Jovem músico e líder comunitário morre subitamente. No Palácio do Samba, familiares, amigos e admiradores se reúnem para um ritual de despedida. Fatos surpreendentes acontecem nessa cerimônia única.
Com Ivo Meirelles, Thalma de Freitas, Silvio Guindanne, Heitor Martinez, Ana Luiza Rabello, Bruno Rodrigues, Darlan Cunha, Pretto de Linha.

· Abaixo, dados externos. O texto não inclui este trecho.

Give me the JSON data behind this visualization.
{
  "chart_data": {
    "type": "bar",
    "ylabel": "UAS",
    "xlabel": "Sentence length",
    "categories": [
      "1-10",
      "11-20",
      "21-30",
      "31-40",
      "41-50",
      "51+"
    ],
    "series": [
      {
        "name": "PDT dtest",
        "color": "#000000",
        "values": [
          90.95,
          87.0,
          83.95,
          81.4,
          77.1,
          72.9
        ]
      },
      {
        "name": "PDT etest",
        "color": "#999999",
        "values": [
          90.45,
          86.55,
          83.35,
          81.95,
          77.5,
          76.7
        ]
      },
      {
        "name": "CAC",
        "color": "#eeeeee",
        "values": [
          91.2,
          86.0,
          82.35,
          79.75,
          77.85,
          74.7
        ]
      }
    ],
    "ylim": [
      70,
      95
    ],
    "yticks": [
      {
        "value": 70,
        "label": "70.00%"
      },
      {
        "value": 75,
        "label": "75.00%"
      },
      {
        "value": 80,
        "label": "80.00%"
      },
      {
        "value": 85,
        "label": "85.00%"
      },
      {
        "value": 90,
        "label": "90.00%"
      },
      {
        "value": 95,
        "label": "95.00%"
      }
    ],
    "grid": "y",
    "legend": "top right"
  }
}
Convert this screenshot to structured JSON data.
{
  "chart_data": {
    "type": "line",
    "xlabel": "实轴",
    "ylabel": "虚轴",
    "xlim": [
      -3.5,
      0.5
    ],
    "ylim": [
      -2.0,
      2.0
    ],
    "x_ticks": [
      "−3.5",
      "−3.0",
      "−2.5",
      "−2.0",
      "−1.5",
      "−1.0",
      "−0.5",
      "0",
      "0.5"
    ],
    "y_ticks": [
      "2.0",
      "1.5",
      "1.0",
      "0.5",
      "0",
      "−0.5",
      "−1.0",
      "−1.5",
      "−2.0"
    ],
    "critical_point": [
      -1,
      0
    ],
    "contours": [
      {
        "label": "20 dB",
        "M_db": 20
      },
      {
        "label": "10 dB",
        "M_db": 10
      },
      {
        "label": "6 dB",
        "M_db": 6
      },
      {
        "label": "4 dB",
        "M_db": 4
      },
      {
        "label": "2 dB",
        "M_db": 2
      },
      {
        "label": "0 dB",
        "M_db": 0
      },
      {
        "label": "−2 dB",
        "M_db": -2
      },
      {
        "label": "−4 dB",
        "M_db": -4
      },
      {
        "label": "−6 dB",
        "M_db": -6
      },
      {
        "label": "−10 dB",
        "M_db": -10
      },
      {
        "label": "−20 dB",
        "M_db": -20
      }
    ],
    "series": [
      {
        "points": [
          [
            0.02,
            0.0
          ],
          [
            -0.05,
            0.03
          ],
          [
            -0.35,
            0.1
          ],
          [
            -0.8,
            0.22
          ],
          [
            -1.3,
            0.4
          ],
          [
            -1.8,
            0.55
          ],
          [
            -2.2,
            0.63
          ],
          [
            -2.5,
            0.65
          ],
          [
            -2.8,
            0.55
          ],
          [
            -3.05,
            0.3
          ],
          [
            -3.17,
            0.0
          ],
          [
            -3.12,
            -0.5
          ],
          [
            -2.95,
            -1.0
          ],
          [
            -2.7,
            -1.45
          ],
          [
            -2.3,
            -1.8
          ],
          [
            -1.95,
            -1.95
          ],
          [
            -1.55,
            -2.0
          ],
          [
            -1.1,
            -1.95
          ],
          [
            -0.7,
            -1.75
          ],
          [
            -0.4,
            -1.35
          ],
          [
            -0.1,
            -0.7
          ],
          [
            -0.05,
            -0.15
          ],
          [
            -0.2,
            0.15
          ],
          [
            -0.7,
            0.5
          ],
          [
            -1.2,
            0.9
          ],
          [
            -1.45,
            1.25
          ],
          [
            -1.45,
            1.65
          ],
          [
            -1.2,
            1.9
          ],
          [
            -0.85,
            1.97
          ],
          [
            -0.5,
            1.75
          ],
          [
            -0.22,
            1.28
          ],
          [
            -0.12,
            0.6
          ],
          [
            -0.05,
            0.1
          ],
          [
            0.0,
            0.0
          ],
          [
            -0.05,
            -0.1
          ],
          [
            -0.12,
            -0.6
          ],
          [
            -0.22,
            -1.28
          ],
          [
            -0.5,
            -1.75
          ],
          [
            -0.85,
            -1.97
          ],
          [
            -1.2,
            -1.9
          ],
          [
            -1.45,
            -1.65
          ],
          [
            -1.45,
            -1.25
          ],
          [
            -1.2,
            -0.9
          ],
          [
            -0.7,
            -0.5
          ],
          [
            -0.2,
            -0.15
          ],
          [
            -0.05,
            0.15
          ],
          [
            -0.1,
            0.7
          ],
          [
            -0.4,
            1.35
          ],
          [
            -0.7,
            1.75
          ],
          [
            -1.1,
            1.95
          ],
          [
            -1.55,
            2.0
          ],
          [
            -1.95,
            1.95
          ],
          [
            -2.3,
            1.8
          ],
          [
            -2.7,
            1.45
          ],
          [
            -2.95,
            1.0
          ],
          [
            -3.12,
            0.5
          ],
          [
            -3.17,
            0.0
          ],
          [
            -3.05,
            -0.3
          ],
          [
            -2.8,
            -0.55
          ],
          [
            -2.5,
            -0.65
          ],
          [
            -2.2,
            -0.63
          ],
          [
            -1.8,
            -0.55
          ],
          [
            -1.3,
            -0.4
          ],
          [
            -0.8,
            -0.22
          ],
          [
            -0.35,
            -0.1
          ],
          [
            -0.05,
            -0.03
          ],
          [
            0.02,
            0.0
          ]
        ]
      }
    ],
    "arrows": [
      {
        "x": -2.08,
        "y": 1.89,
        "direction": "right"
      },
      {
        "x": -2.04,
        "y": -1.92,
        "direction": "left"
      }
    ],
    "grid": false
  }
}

Roteiro: Danddara, Rodrigo Gueron Supervisão de roteiro: Antônio Molina Direção de produção: Mônica Behague Produção executiva: Danddara, Mônica Behague Direção de fotografia: Maurízio D’atri Montagem: Célia Freitas Direção musical: Zé Carlos Som direto: Joaquim Santana Trilha sonora (participação especial): Velha Guarda da Mangueira Direção de arte: Bernard Heimburger, Mina Quental Figurinos: Rosângela Nascimento Classificação: Livre Plural Filmes Aláfia Arts & Media Inc, Rio de Janeiro, Brasil Cinema, Literatura, Música e Artes Florestais são linguagens que DANDDARA usa para se expressar desde 1985. Nascida e criada no universo cultural do samba carioca, vive em Campinas/SP desde 2015. A carreira se desenvolveu no Rio, onde a dramaturgia do Teatro Florestal recebeu Moção Honrosa da Câmara Municipal (1990) e NOVA YORK, onde foi reconhecida como cantora e revelada como primeira mulher negra cineasta do Brasil pela HBO/USA [a história de Adélia Sampaio foi descoberta posteriormente]. Seu filme de estreia, GURUFIM NA MANGUEIRA (2000) insere a mulher negra como sujeito da cinematografia nacional. Em janeiro de 2018 seu perfil “Autoimagem de uma cineasta negra” foi publicado na revista Filme Cultura #63. Fundadora do Núcleo Criativo CINEMA DE PRETO Pro, com Paulo Lins e Luiz C. Saldanha, que desenvolve conteúdo original sobre temáticas afroameríndias.